Berbagai komentar mengalir membanjiri kolom komentar beberapa situs media online yang ramai memberitakan. Umat Muslim di Indonesia dibuat bingung membedakan antara kebebasan berekspresi, budaya dan agama.
Ketika menyampaikan puisinya dengan mengatasnamakan sebagai budayawati, Sukmawati Soekarnoputri memanglah bebas untuk mengungkapkan pendapat dan menyalurkan ekspresinya. Namun patut juga diingat bahwa dalam menyampaikan pendapat di depan umum sebagaimana yang dilakukan Sukmawati haruslah sesuai dengan aturan yang berlaku. Berdasarkan UU RI Nomor 9 Tahun 1998 Pasal 6 yaitu seorang warganegara yang menyampaikan pendapatnya di depan umum haruslah menghormati hak-hak orang lain, aturan-aturan moral yang diakui umum, dan menjaga persatuan dan kesatuan bangsa.
Ditambah pula dengan adanya pasal 45A ayat 2 dan pasal 28 ayat 2 UU ITE Nomor 11 Tahun 2008 yang berisi menyebarkan kebencian atau permusuhan individu atau kelompok masyarakat berdasarkan suku, agama, ras, dan antargolongan (SARA). Hal yang dilakukan Sukmawati jelaslah melanggar pasal-pasal tersebut. Puisi yang dibacakan mengandung unsur yang membuat umat Muslim meradang dan merasa agamanya dinistakan.
Konten di dalam puisi pun memecahbelah persatuan dan kesatuan bangsa yang ditandai dengan munculnya berbagai komentar pro dan kontra yang semakin memanas, ditambah pula status Sukmawati sebagai salah satu putri Presiden RI pertama. Sehingga tidak tepat jika menempatkan pembacaan puisi kontroversial yang membawakan isu SARA sebagai kebebasan berpendapat dan berekspresi.
Sukmawati pun berdalih bahwa ia adalah seorang budayawati yang mewakili kaum minoritas di Indonesia Timur. Namun nyatanya, sastrawan Internasional, Ahmadun Yosi Herfanda, menyatakan bahwa puisi yang dibacakan Sukmawati melanggar rambu-rambu puisi. Dalam menulis puisi, juga genre sastra yang lain, ada etika yang harus diperhatikan. Salah satu yang penting adalah tidak sentimen menyulut SARA. Sedangkan puisi Sukmawati jelas-jelas membawa nama syari’at Islam, cadar, dan azan yang dianggap lebih rendah daripada budaya, sari konde, dan kidung.
Selain itu, patut ditekankan bahwasannya budaya adalah karya manusia yang diwariskan secara turun-menurun. Sedangkan syari’at Islam adalah ketentuan dari Allah yang sudah ditetapkan dan diwajibkan untuk dipenuhi oleh pemeluk Islam.

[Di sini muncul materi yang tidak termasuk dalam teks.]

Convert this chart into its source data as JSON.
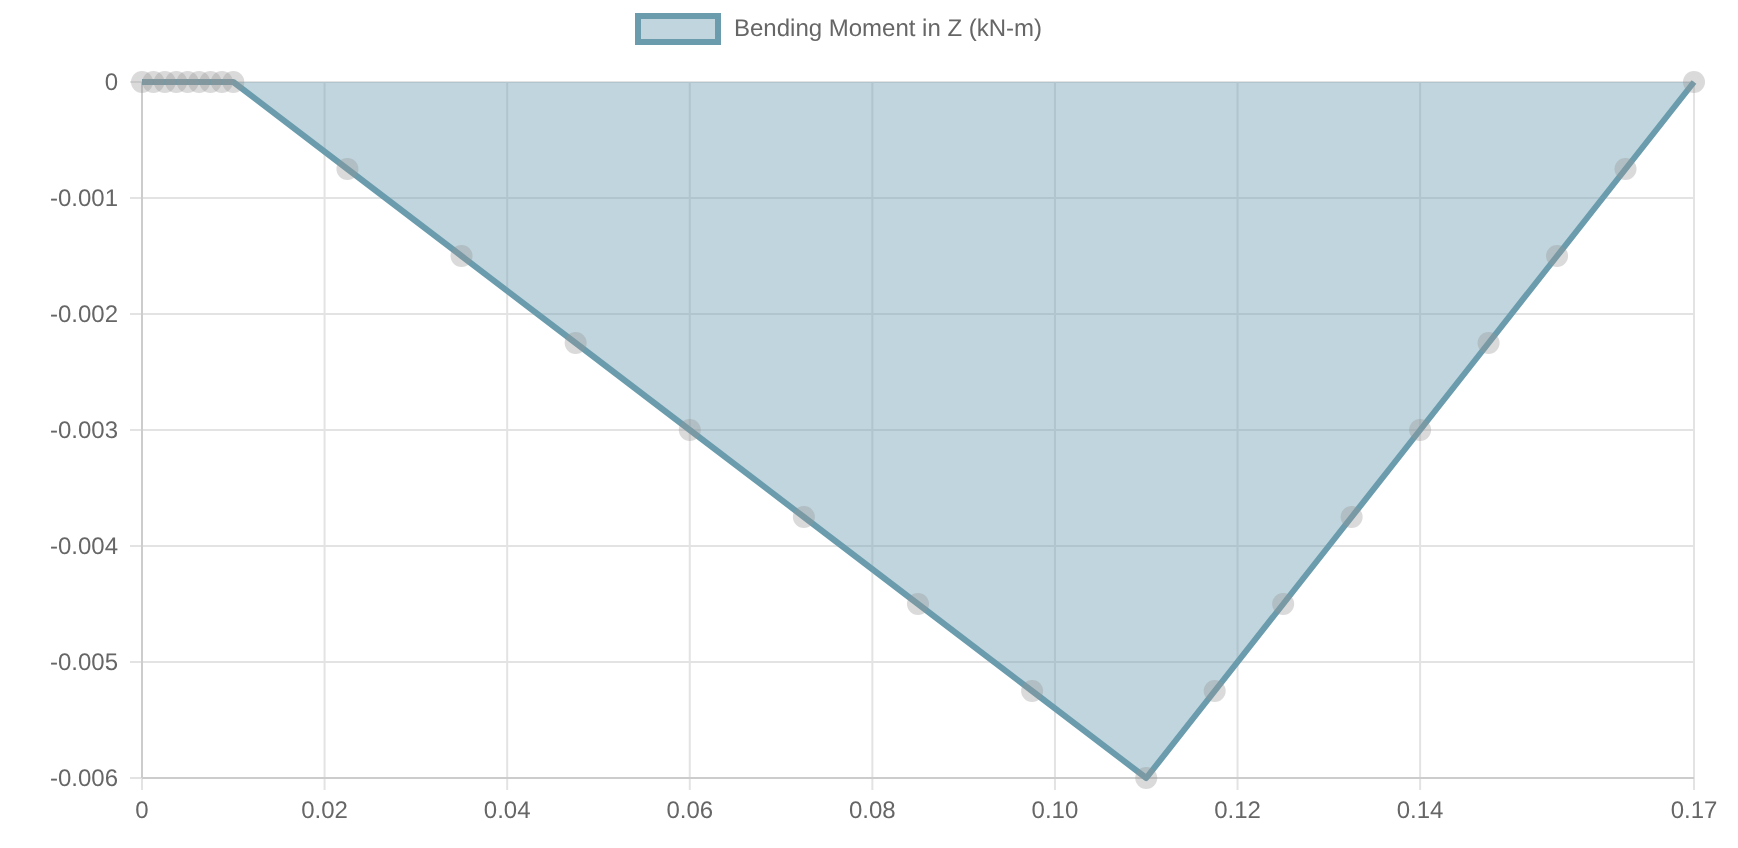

Jadi tidak tepat membandingkan antara budaya dan syari’at, apalagi menganggap syari’at lebih rendah daripada tradisi budaya. Hal itu dapat menyeret kita ke dalam lubang kefasikan dimana orang-orang fasik seringkali menyimpang jauh dari Islam akibat terjerumus kata ‘toleransi’ dan ‘adat istiadat nenek moyang’.
Agama bukanlah hal yang main-main bagi seorang Muslim. Agama adalah pondasi hidup dan tujuan hidup umat Muslim. Wajar jika ada hal sekecil apapun yang melukai agama mereka, umat Muslim tidaklah segan untuk turun tangan.
Karena hal itulah yang membedakan orang-orang yang beriman dengan orang-orang fasik sebagaimana difirmankan Allah dalam surat As-Sajdah ayat 18-20. Oleh karena itu, diharapkan tidak ada lagi Sukmawati-Sukmawati lain yang tidak tepat dalam menempatkan hak kebebasan berekspresi, budaya, dan agama di dalam karya, ucapan, dan perbuatannya.